Dans une perspective historique, c’est une décision qui est mauvaise car une occasion manquée de faire la part plus belle aux actes qu’aux déclarations. La Suisse, dont je soutiens fermement qu’elle ne s’exposait à aucune sanction à « faire juste », s’est mise en porte-à-faux du Parlement européen lequel, sur rapport suisse de M. Marty d’ailleurs, étant le seul organe démocratique à s’être prononcé, a condamné ce système. C’est une mauvaise décision parce que le vent va clairement dans le sens contraire de la position prise par la Suisse in casu. La Cour de Justice des Communautés vient de le dire en appel en statuant que les régimes de sanctions ne peuvent pas s’appliquer sur le territoire de la Communauté s’ils violent les garanties fondamentales de procédure – le respect des Droits de l’Homme étant obligatoire sur son territoire point barre. La Cour Européenne des Droits de l’Homme, dédiée elle à leur protection, ne pourra faire moins que la « généraliste » CJCE – et condamnera la Suisse. C’est là une chronique très suisse du petit bras, de la frilosité, du manque de vision, du manque de courage, du « faites ce que je dis pas ce que je fais » et donc d’un embarrassment annoncé.
Bonjour Monsieur.
Etudiante en master 2 à la faculté de droit de Strasbourg, je m’intéresse de très près à cette affaire.

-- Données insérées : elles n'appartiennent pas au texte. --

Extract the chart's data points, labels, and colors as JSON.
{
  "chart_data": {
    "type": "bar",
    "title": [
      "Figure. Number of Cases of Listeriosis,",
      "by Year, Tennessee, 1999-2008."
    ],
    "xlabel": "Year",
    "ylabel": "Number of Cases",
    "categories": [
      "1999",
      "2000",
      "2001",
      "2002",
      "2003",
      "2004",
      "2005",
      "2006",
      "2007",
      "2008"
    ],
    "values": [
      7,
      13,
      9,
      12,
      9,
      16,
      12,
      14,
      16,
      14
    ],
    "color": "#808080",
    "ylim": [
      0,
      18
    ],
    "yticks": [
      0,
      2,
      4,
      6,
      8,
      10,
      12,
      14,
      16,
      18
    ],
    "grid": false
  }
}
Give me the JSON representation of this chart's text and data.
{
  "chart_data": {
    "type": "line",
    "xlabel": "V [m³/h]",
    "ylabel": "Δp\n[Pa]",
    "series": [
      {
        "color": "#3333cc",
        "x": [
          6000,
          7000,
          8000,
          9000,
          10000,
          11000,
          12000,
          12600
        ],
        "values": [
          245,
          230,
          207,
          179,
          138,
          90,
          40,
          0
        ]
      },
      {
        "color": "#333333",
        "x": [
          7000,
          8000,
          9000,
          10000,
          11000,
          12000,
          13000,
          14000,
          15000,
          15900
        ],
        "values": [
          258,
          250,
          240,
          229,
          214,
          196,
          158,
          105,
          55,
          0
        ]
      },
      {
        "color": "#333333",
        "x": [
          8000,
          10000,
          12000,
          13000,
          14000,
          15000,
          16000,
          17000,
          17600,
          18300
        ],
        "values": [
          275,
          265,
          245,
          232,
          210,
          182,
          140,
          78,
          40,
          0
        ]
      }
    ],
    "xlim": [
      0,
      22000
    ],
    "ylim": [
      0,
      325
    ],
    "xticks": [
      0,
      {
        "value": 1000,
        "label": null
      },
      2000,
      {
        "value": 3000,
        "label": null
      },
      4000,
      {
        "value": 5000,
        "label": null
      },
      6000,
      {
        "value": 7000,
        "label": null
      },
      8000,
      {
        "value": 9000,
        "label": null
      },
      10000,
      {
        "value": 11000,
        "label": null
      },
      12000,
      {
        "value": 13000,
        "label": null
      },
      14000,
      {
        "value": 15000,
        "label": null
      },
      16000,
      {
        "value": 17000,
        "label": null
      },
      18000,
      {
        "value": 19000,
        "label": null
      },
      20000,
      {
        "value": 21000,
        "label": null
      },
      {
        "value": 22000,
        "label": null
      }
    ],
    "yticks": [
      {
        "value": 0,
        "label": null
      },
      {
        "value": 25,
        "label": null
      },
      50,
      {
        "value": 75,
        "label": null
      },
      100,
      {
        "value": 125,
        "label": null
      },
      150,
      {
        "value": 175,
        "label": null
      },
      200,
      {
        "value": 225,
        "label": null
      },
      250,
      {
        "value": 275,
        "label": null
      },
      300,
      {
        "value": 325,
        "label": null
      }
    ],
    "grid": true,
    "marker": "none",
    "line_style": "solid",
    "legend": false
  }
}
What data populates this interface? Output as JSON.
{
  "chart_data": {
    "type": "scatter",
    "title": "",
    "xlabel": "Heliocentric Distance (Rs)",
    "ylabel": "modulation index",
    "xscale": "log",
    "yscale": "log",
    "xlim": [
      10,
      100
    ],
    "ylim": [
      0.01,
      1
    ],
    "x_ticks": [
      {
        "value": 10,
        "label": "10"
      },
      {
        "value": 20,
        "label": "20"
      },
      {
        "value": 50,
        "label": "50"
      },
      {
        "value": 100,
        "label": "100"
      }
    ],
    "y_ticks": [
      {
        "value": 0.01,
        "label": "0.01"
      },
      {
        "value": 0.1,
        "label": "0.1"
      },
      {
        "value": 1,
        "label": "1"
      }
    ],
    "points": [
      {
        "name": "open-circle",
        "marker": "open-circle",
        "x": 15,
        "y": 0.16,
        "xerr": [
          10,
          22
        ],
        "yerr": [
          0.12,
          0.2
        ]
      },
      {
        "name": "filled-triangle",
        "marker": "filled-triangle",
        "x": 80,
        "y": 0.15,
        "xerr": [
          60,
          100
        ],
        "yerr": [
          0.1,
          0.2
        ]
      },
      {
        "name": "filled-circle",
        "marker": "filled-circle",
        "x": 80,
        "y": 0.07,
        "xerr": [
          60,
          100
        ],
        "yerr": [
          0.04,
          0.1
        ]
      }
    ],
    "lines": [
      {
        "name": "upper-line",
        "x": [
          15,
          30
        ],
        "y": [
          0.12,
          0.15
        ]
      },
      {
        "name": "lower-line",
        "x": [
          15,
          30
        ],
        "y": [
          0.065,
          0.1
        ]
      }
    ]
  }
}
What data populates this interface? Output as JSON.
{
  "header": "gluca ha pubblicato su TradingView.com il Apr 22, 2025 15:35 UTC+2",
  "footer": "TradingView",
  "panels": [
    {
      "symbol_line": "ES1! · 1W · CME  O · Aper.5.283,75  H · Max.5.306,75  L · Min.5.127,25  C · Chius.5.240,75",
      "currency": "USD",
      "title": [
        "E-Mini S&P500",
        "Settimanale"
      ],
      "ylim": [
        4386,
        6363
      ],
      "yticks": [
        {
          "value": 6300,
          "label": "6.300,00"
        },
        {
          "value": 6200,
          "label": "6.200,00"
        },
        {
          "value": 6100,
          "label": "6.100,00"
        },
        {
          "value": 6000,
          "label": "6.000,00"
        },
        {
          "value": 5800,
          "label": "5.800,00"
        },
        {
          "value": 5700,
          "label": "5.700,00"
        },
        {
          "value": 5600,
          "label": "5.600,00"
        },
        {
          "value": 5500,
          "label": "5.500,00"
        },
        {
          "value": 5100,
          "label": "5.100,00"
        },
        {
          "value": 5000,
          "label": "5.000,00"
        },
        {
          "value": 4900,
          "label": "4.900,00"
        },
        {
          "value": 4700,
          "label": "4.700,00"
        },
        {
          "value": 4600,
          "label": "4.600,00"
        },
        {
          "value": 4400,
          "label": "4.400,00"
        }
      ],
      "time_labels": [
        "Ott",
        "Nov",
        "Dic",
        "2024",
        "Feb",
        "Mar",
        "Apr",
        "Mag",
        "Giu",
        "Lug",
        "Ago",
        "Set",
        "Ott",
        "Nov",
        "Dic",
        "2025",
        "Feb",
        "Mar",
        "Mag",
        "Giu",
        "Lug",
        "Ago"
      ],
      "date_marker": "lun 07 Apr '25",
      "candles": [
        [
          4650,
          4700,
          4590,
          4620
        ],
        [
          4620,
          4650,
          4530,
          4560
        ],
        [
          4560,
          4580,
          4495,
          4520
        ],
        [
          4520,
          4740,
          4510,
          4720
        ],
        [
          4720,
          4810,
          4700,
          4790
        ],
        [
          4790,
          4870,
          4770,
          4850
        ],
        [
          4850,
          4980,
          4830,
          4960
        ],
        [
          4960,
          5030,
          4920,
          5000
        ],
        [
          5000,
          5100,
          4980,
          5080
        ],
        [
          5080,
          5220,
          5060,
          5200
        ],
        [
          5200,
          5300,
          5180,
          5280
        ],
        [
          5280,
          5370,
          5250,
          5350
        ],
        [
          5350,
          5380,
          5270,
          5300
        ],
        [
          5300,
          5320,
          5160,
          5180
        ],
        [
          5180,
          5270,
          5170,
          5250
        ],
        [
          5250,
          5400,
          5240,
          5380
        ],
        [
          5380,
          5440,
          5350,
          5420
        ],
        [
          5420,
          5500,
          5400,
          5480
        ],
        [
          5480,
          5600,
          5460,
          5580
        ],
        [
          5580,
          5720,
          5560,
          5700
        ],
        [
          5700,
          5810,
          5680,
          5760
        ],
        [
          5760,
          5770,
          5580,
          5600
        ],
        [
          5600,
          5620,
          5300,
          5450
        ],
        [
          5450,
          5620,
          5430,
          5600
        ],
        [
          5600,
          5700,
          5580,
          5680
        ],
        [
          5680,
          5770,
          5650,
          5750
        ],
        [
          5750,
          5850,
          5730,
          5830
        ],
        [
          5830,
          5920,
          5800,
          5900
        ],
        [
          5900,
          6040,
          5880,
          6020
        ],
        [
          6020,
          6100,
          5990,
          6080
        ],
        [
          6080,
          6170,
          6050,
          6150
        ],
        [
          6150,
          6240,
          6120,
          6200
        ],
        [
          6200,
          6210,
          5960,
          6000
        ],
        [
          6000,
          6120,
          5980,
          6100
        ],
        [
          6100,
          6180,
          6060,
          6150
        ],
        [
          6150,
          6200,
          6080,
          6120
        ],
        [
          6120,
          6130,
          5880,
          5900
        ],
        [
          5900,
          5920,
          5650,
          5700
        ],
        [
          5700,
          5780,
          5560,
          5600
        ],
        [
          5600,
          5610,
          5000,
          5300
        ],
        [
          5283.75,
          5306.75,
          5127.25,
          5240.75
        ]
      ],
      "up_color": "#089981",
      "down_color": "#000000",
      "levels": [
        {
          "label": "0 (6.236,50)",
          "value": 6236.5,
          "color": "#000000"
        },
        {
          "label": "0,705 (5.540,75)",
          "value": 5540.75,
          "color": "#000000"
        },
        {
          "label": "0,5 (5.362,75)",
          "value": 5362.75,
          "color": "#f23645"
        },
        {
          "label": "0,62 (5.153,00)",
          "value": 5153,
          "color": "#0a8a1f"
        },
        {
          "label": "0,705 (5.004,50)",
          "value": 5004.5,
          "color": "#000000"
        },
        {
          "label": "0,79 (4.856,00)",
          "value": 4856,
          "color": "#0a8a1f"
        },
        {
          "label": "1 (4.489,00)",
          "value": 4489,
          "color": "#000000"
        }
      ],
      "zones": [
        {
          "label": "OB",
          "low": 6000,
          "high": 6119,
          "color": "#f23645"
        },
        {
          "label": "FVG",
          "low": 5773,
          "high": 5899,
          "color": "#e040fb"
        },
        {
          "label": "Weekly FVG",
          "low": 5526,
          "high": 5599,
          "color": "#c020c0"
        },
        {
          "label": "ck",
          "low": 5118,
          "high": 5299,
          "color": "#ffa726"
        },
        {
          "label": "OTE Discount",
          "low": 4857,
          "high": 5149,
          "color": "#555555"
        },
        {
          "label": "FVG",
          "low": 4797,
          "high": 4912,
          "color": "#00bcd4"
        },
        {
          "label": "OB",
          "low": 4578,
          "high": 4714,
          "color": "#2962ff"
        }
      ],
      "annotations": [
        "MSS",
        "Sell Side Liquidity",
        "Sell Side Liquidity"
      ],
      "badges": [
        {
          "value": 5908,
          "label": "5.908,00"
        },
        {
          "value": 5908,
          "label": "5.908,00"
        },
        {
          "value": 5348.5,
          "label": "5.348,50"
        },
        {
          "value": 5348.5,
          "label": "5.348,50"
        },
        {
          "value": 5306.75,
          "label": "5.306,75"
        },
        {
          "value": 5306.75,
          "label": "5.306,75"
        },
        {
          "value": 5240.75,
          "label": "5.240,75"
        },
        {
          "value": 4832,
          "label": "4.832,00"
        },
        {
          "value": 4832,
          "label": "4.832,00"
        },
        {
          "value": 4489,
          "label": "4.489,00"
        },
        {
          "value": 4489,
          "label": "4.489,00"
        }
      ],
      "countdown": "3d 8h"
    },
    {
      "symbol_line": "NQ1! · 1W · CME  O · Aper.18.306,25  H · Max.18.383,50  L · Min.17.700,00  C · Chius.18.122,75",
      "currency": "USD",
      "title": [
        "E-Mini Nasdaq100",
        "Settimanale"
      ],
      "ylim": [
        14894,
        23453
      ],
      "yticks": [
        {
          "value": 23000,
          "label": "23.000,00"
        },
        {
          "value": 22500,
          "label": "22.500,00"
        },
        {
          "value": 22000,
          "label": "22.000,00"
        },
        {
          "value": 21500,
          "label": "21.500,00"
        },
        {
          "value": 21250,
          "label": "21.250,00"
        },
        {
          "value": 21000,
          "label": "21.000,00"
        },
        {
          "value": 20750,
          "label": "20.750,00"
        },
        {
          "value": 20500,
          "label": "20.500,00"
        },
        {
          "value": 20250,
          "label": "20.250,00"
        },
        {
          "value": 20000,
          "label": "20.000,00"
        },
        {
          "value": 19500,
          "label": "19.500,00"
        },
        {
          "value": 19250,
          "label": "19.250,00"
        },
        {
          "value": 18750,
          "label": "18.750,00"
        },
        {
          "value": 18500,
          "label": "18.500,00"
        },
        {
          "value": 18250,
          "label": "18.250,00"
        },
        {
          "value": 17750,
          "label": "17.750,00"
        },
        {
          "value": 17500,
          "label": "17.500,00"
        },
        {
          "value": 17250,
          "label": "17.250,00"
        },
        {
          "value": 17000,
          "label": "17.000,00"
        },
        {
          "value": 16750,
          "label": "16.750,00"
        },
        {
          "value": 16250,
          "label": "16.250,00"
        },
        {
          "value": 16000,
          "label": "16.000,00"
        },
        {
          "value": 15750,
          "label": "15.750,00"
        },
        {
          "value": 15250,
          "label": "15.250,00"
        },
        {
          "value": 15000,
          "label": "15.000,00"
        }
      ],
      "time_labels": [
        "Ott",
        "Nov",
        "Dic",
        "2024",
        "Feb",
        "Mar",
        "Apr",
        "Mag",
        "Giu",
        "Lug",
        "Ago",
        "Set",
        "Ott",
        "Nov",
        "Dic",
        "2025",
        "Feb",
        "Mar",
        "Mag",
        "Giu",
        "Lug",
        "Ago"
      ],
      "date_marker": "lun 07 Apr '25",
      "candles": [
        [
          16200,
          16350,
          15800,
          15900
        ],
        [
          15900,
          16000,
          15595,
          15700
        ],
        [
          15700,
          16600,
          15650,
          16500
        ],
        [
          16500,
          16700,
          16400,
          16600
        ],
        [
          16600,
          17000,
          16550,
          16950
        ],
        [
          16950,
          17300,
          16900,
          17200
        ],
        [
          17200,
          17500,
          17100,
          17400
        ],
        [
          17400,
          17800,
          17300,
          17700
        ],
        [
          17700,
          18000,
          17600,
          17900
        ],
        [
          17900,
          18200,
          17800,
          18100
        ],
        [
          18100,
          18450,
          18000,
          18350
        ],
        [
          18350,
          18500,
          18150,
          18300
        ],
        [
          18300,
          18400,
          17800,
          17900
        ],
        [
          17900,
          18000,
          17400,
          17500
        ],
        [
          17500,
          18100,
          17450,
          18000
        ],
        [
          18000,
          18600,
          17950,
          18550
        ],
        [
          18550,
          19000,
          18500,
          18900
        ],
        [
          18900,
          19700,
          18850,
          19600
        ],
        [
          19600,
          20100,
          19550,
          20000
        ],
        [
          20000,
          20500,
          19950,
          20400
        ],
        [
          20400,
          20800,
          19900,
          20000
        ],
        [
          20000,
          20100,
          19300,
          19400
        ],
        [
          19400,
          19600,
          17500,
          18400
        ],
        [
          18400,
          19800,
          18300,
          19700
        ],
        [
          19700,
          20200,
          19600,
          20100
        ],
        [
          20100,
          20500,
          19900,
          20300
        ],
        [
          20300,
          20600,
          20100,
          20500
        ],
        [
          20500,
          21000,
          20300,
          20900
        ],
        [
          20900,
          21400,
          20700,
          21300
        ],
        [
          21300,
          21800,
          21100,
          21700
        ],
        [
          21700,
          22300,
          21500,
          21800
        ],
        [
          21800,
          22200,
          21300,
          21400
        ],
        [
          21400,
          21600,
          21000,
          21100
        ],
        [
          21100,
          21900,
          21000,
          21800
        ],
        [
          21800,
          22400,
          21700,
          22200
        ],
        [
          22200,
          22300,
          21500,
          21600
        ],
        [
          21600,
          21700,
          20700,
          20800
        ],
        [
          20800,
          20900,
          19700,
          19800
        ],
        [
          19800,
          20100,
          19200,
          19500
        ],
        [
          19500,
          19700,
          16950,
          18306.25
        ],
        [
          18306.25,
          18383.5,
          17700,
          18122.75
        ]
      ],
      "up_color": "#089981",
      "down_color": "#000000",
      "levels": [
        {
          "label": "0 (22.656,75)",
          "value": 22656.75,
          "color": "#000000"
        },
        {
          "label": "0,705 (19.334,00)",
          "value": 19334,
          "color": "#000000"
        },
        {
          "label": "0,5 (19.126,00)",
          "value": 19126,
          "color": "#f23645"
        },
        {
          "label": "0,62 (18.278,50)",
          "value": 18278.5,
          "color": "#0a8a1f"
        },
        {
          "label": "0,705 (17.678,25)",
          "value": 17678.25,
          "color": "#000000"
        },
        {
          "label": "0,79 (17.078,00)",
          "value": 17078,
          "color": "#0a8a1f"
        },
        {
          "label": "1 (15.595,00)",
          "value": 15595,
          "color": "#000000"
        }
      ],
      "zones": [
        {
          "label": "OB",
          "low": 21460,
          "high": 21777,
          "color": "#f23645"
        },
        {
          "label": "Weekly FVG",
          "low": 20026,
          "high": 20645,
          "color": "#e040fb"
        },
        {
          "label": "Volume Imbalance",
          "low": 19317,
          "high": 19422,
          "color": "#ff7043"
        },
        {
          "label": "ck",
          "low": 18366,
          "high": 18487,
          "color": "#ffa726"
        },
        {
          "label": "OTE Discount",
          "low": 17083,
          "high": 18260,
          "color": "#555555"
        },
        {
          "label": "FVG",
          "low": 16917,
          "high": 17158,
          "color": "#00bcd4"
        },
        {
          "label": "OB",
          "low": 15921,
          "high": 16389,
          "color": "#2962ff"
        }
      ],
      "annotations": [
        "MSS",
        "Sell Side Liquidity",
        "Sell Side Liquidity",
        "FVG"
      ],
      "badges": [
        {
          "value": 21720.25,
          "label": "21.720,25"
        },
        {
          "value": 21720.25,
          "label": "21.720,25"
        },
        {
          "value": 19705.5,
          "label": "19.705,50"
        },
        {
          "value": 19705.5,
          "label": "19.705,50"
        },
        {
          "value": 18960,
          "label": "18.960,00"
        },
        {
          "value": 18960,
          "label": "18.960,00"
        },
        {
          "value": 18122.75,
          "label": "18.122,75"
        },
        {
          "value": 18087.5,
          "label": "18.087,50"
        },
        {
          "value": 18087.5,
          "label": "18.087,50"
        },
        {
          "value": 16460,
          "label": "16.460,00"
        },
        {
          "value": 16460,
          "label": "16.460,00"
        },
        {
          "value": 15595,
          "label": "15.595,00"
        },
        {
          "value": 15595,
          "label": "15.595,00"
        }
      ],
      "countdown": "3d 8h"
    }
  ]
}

Mais j’ai quelques interrogations en suspens. Ne pensez pas que la Cour de Strasbourg rejettera tout simplement l’affaire en refusant l’équivalence de protection des droits de l’homme ( bosphorus) et en faisant primer le droit de l’ONU sur celui découlant de la Convention?
Est -il possible, comme avait tenté de le faire le tribunal de première instance de l’Union européenne, d’invoquer le Jus cogens pour sanctionner l’exécution d’une résolution du Conseil de sécurité en contradiction avec ce droit international supérieur?
je n’arrive pas à comprendre quel pourra être le raisonnement de la Cour et j’ai bien peur qu’il ne soit pas à l’avantage du requérant…
bonnes fêtes de fin d’année.
A
Merci et pour votre intérêt – et ce risque existe puisque c’est la solution suivie par le Tribunal fédéral suisse. La situation a toutefois passablement évolué depuis ce post en 2008, notamment et significativement avec les jugements et arrêt Kadi. Je ne suis donc pas aussi pessimiste. Une solution par le jus cogens ne nous semble résolument pas juste. Il y a deux axes, en très résumé. Le premier est que la CourEDH, dédiée aux droits de l’homme, ne peut pas aller moins loin sur ce sujet que les juridictions « généralistes » que sont le Tribunal et la CJCE. Ensuite, le problème n’est pas tant de prendre l’art. 103 de la Charte aveuglément -contre la CEDH. Il n’a pas vocation à paralyser les droits de l’homme alors que la Charte les postule et que sur le point litigieux, le Pacte ONU II la même teneur que la CEDH. Cela serait hypocrite, faux et schizophrène. Il restera toujours ici ce problème fondamental : l’ONU ne peut imposer aux Etats membres d’appliquer des sanctions qui violent tant la CEDH que ses propres textes et principes dont le Pacte, et alors qu’elle a toujours proclamé que la mise en œuvre des sanctions devait respecter les droits de l’homme.